Of the nearly 200 films screening at the Toronto International Film Festival, many are having either their world premier or North American premier. 

Steven Zeitchik is a film reporter for The L.A. Times who's on the ground in Toronto. When he spoke with The Frame, he explained why this festival is so important to the start of awards season. 

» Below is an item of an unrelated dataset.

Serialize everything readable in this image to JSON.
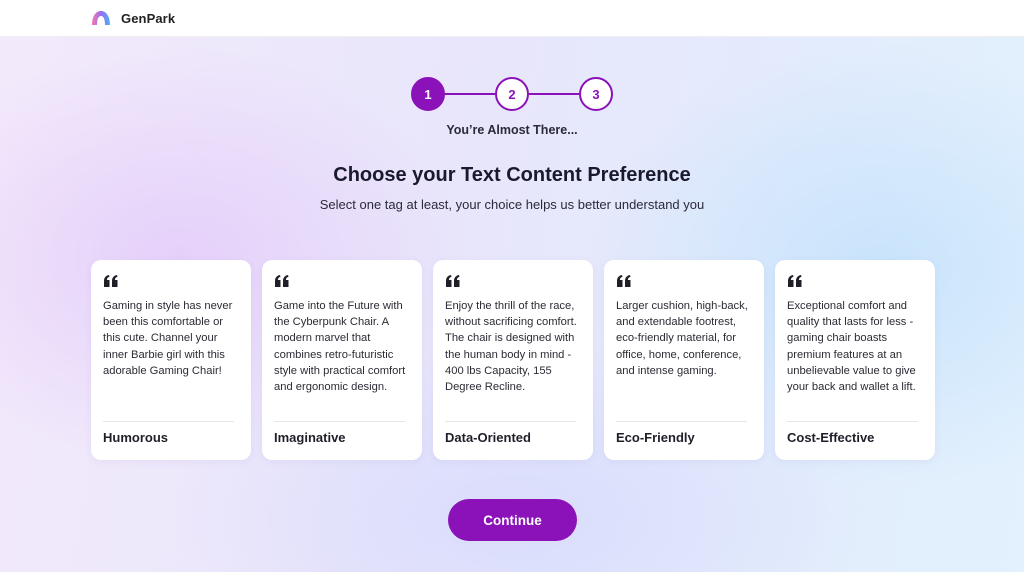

There's nothing quite like Toronto in terms of the sheer wattage of both stars but also films and contenders that come here. So among the dozens of films that are set to come out and have all these Oscar ambitions over the coming months, we're going to get a sense of which of those are the cream and which will rise to the top and which will fade away. 

Zeitchik's TIFF picks:

"Stronger" directed by David Gordon Green 

A film that the director David Gordon Green was behind with Jake Gyllenhaal. It's about the Boston Marathon bombing. Amazon is releasing it a little later in the year. It's quite an intimate and powerful work.

"Mother!" directed by Darron Aronofsky

This will be its North American premier. This is the film with Jennifer Lawrence and Javier Bardem that's actually quite an ambitious, audacious work.

"The Upside" directed by Neil Burger

Kevin hart and Bryan Cranston doing a remake of a french film called "Untouchable" that has a lot of people talking about potential performance Oscars. 

"Mary Shelley" directed by Haifaa al-Mansour

It stars Elle Fanning. It's, of course, about the English author of several hundred years ago. And it's directed by the first female Saudi Arabian director ever. So I think this film is not only about issues having to do with feminism, politics and society's expectations, but it even comes from an artist who implicitly makes that statement. 

"Love Means Zero" directed by Jason Kohn

It's really about the early days of Andre Agassi, vis-a-vis his very polarizing coach, Nick Bollettieri. It is, to my mind, as good a tennis, or as good a sports movie as you'll ever see.

"The Final Year" directed by Greg Barker

This is a director named Greg Barker — a very acclaimed director — who went in to the Obama White House and their foreign policy team — John Kerry, Samantha Power and Ben Rhodes — and basically followed them around for a year.